Kathleen Holland of Sandia National Laboratories and Thomas Ahrens of Caltech put pieces of olivine—a translucent gem—into an apparatus that is essentially a sealed giant high-powered cannon. They fired projectiles at the olivine at velocities up to four miles a second, creating a brief shock wave so intense it transformed the crystal structure of the olivine into two minerals thought to be major ingredients of the mantle—magnesiowüstite and perovskite. Seismic-wave data suggest that the lower mantle is partially molten, so the researchers blasted the rock to different pressures, looking for the levels at which it would start to melt. Every time the rock was hit, it gave off a heat-induced glow that the researchers could measure, and from that calculate its temperature.

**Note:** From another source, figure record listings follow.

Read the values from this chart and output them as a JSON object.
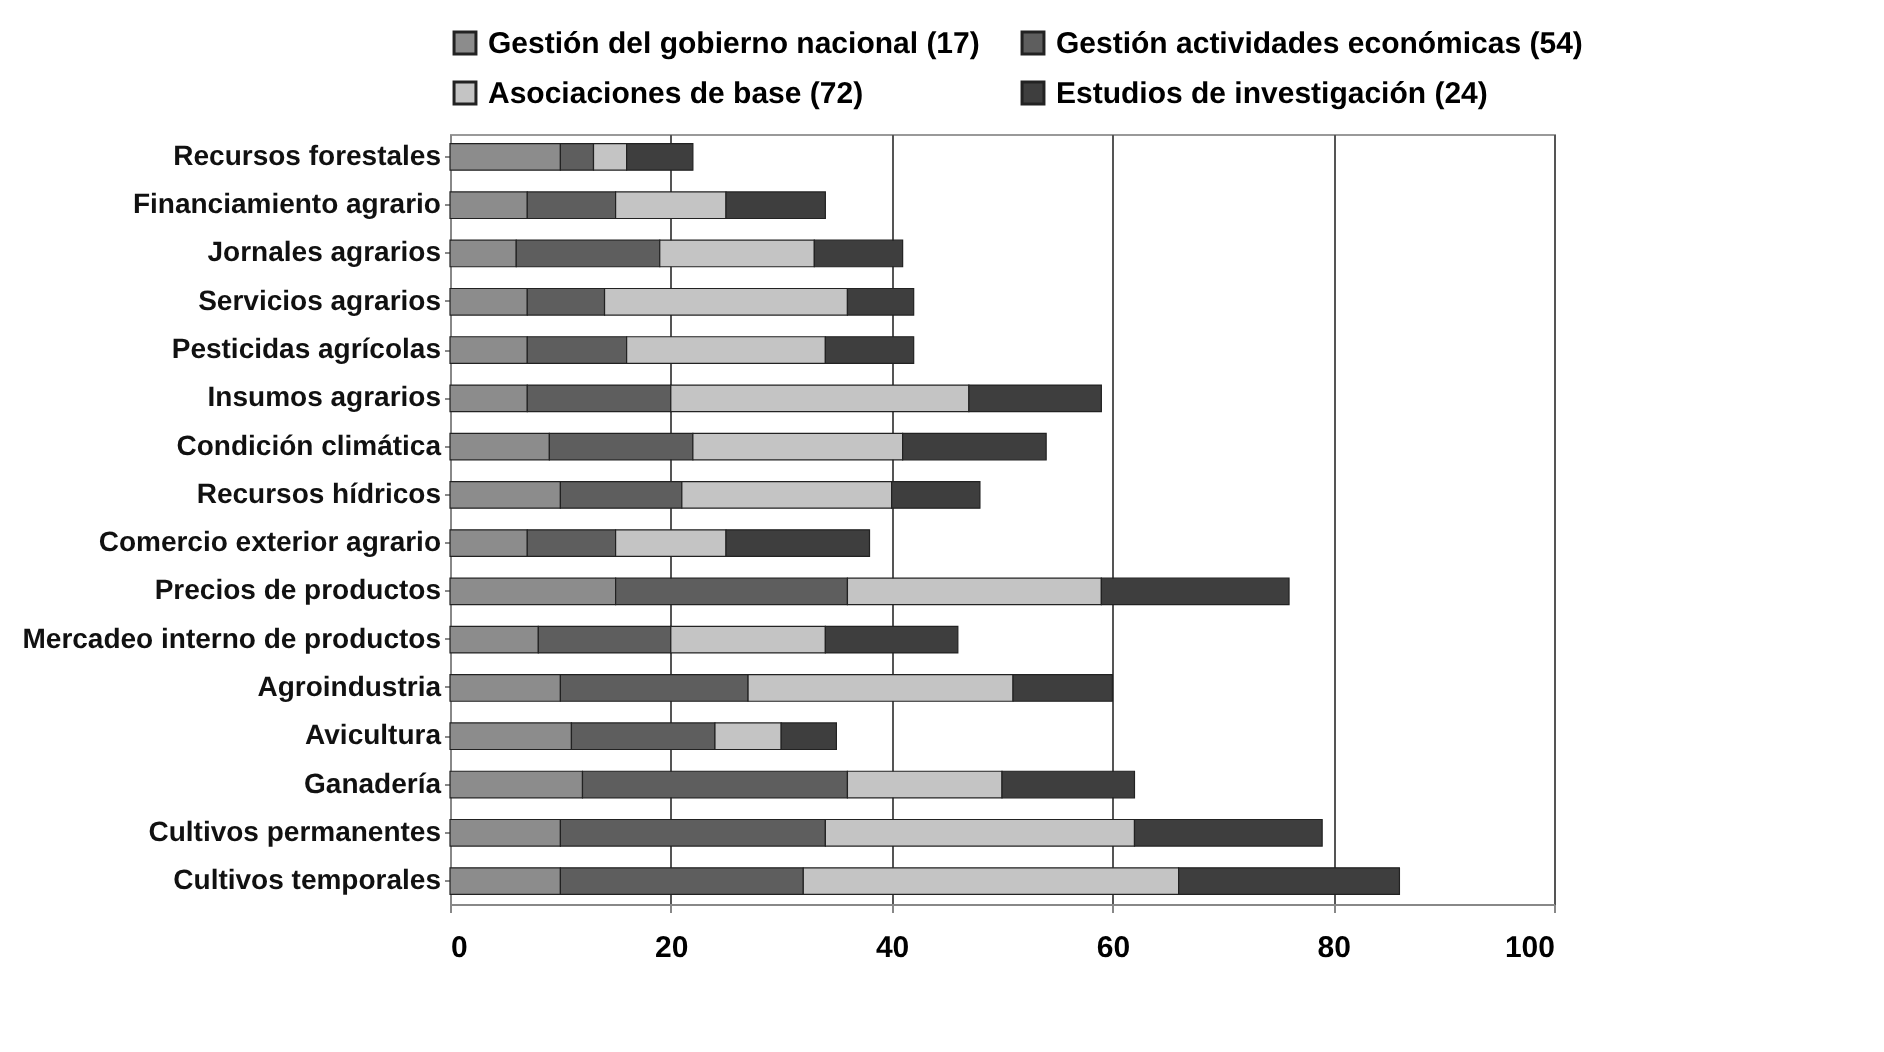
{
  "chart_data": {
    "type": "bar",
    "orientation": "horizontal",
    "stacked": true,
    "categories": [
      "Recursos forestales",
      "Financiamiento agrario",
      "Jornales agrarios",
      "Servicios agrarios",
      "Pesticidas agrícolas",
      "Insumos agrarios",
      "Condición climática",
      "Recursos hídricos",
      "Comercio exterior agrario",
      "Precios de productos",
      "Mercadeo interno de productos",
      "Agroindustria",
      "Avicultura",
      "Ganadería",
      "Cultivos permanentes",
      "Cultivos temporales"
    ],
    "series": [
      {
        "name": "Gestión del gobierno nacional (17)",
        "color": "#8c8c8c",
        "values": [
          10,
          7,
          6,
          7,
          7,
          7,
          9,
          10,
          7,
          15,
          8,
          10,
          11,
          12,
          10,
          10
        ]
      },
      {
        "name": "Gestión actividades económicas (54)",
        "color": "#5e5e5e",
        "values": [
          3,
          8,
          13,
          7,
          9,
          13,
          13,
          11,
          8,
          21,
          12,
          17,
          13,
          24,
          24,
          22
        ]
      },
      {
        "name": "Asociaciones de base (72)",
        "color": "#c4c4c4",
        "values": [
          3,
          10,
          14,
          22,
          18,
          27,
          19,
          19,
          10,
          23,
          14,
          24,
          6,
          14,
          28,
          34
        ]
      },
      {
        "name": "Estudios de investigación (24)",
        "color": "#3e3e3e",
        "values": [
          6,
          9,
          8,
          6,
          8,
          12,
          13,
          8,
          13,
          17,
          12,
          9,
          5,
          12,
          17,
          20
        ]
      }
    ],
    "xlim": [
      0,
      100
    ],
    "xticks": [
      0,
      20,
      40,
      60,
      80,
      100
    ],
    "grid": "x",
    "legend": "top"
  }
}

From these readings the researchers estimated the temperature of the lower mantle at no more than 7,300 degrees Fahrenheit—about three-quarters as hot as the surface of the sun. Knowing that temperature will help geophysicists understand how plumes of hot rock rise through the mantle, manifesting themselves at the surface as volcanoes and perhaps affecting the motion of the tectonic plates. We’re getting into explaining how such a layer of molten rock could exist at great depth, says Ahrens. This layer may be the layer that feeds the volcanic edifices such as the Hawaiian chain and Iceland.